Talking of bunnies . . . . we have a great big one who's desparately trying to make its home in our garden and has started numerous tunnels which we keep filling in and blocking with stones. I may soon be looking in the recipe books for a pie recipe I think! We also have our mole back. I just don't know why it would want to tunnel through the rock and clay that make up our garden. I'm sure it must bring sackfuls of nice topsoil from somewhere to build its molehills out of, because the fine tilth that keeps appearing everywhere certainly doesn't look like anything we ever dig up! I really should collect it up - just like my Grandma used to do. And while we're on the subject of pests (that's the mole, not Grandma by the way), the dreaded squirrels have finally found the relocated peanuts. I'm surprised it's taken them this long actually. It is definitely a 'them' and not just an 'it' because one of them met a very sudden end as it hung off the nuts yesterday (won't be looking for pie recipes for that one by the way - another story which I will tell the unsqueamish of you some time), but its friend was undeterred and was feasting again today.
We had a good couple of days with Mum and Dad when they visited and, thankfully, Mum wasn't ill this time. As a special treat, we took them for a rummage round the salvage yard. How exciting is that? We need to find something to make a shelf next to the woodburner to put the kettle, pans, etc on. Ages and ages ago we bought a fancy cast iron grid (used to be over the floor heating in a church) which we think would have been just the job. Trouble is, we can't find it. It used to stand up outside the caravan, but it ain't there now. So, it's either been nicked (and I guess it was quite nickable, so it was a silly place to leave it) or we've put it away somewhere safe . . . . very safe! So, we were on the lookout for soemthing else to use as a shelf, but didn't find anything. We did buy a little round lead rose (they used to put them as decorations on the hoppers for gutter downpipes) and that will do nicely to cover the keyhole in the oak bedroom door if we can just think how to attach it!
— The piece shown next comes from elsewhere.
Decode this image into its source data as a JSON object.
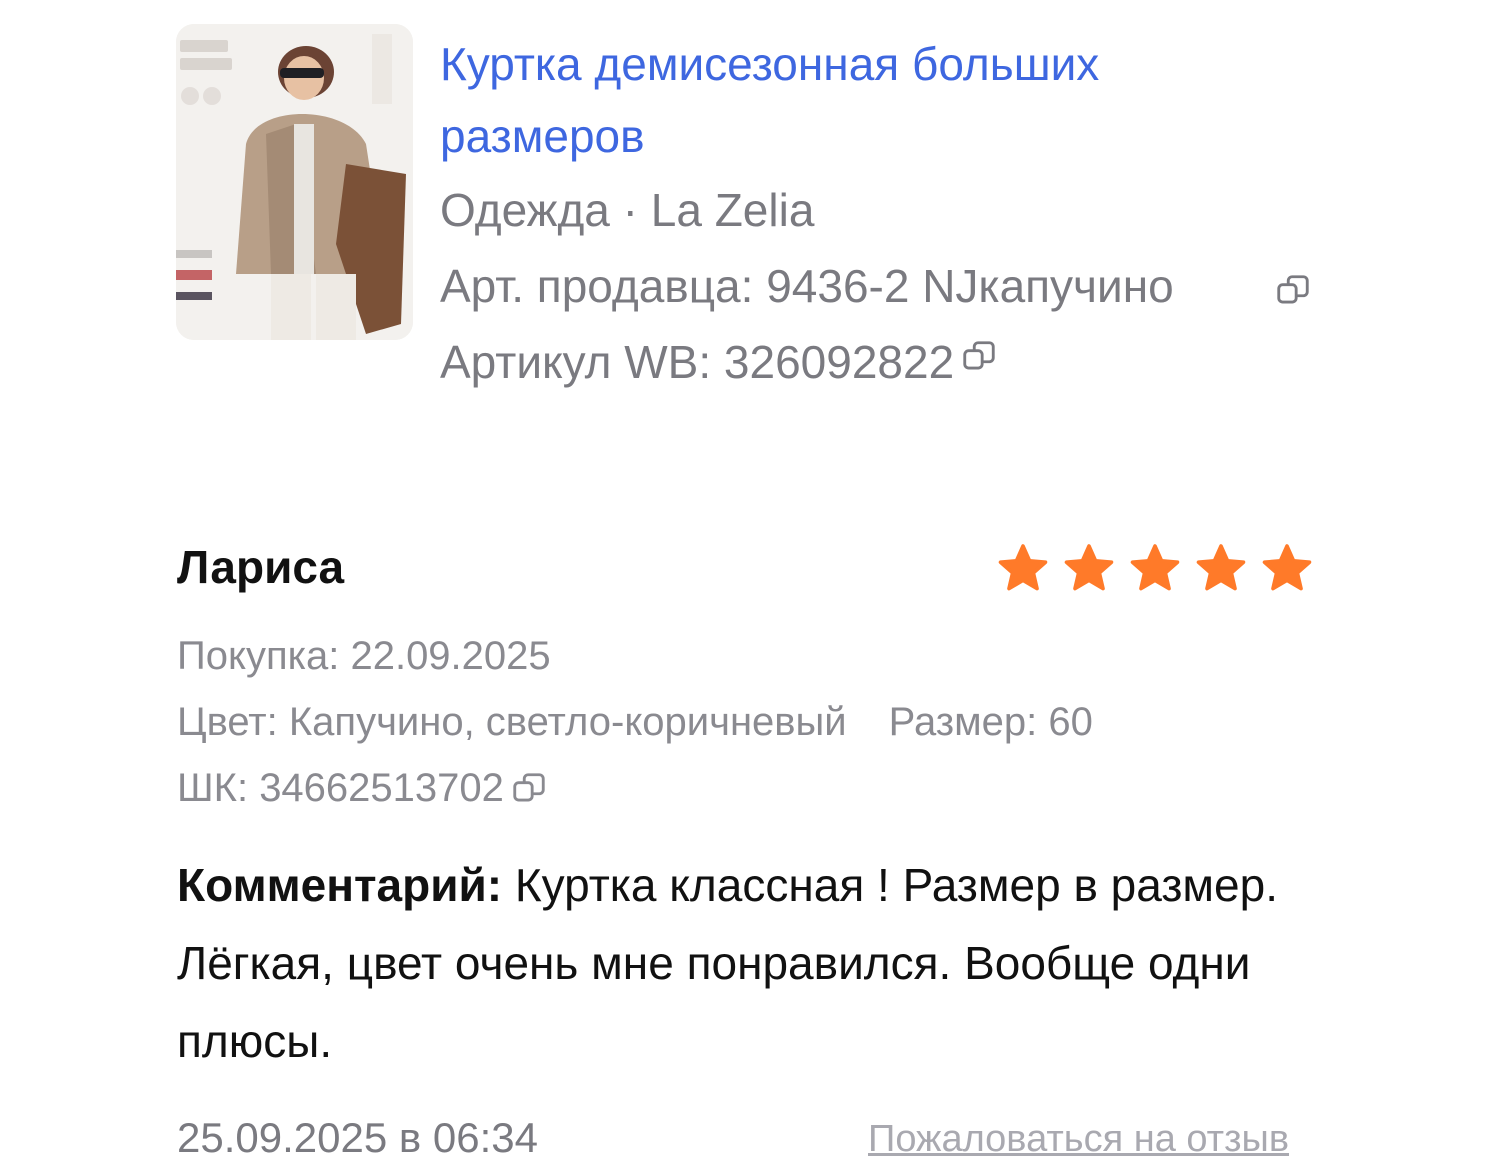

We have had another busy week in the end bedroom (ex padded cell) and have got all the plasterboarding done and all the beading on the corners. Bob put wooden quadrant beading on any outside corners so we have rounded corners instead of the very square corners modern houses have where platerboard meets. It's a bit of a faff, but looks much more in keeping when its finished. He has also made lovely oak sills for the windows. I have filled all the little gaps round the edges of the plasterboard. One wall in there is going to stay as exposed stone so is, obviously, not at all straight or square. We cut the plasterboard to fit as best we could, but you're never going to get an exact fit, so the gaps needed filling. Same goes for where the plasterboard meets the purlins. They are made from small tree trunks in the round and so are not cut straight and square. I haven't told you about the friends we have to help us with plasterboarding. Do you know how you cut palsterboard? I didn't until we helped Bill do a bedroom ceiling what seems like a million years ago. You score a straight line on the right side of the board with a stanley knife which cuts the paper and marks the plaster middle then you just snap it along that line, bend it and cut the backing paper - simple innit?! Sometimes you have to tidy up the edge a bit by scraping along it with the stanley knife and that's it. Of course all that plaster dust really knackers the stanley blade and clogs the knife up so while we're plasterboarding we have a designated knife that is just used for that and he's always been known as Plaster Stanley. This time he has been joined by a friend called Stanley Skrimshaw (sounds like he should come from Oldham I think). He is sharper and used to cut the skrim which is the mesh tape you put over the joins between boards which strengthens them and stops the plaster cracking. Of course he can do all sorts of other jobs as well, it's just Plaster Stanley who is only allowed to do the one job.
This afternoon was lovely and sunny so we had an outside afternoon and had a bit of a tidy up in the garden. We cut down all the dead stalks and seed heads we'd left over the winter for the birds. Everything has got new green bits peeping through - it's an exciting time of year isn't it? Especially for people like me who can't remember what plants are where - a nice surprise every year! Some of the plants never did die down properly and have new shoots and leaves with old dead bits all together. Someone on a gardening programme once said that for a natural look you should garden like a cow - that is, you should use your hands and gently grab and pull at the plants (like a cow grazing) to thin them without pulling them out or chopping them, so that's what we've been doing. It does a good job of pulling off the dead bits and leaving the new bits. We have also been up to our bit of wood and chopped down a dead holly tree. It was quite big and got caught in a hazel (so that got coppiced in the process). It made a proper tree-felling crash as it came down which was quite exciting. Holly is brilliant on the woodburner. A decent-size log lasts ages and burns really hot which is good for cooking. Because this has been dead for ages, it is already seasoned so we can use it straight away . . . . well, when it's been cut into slightly smaller pieces!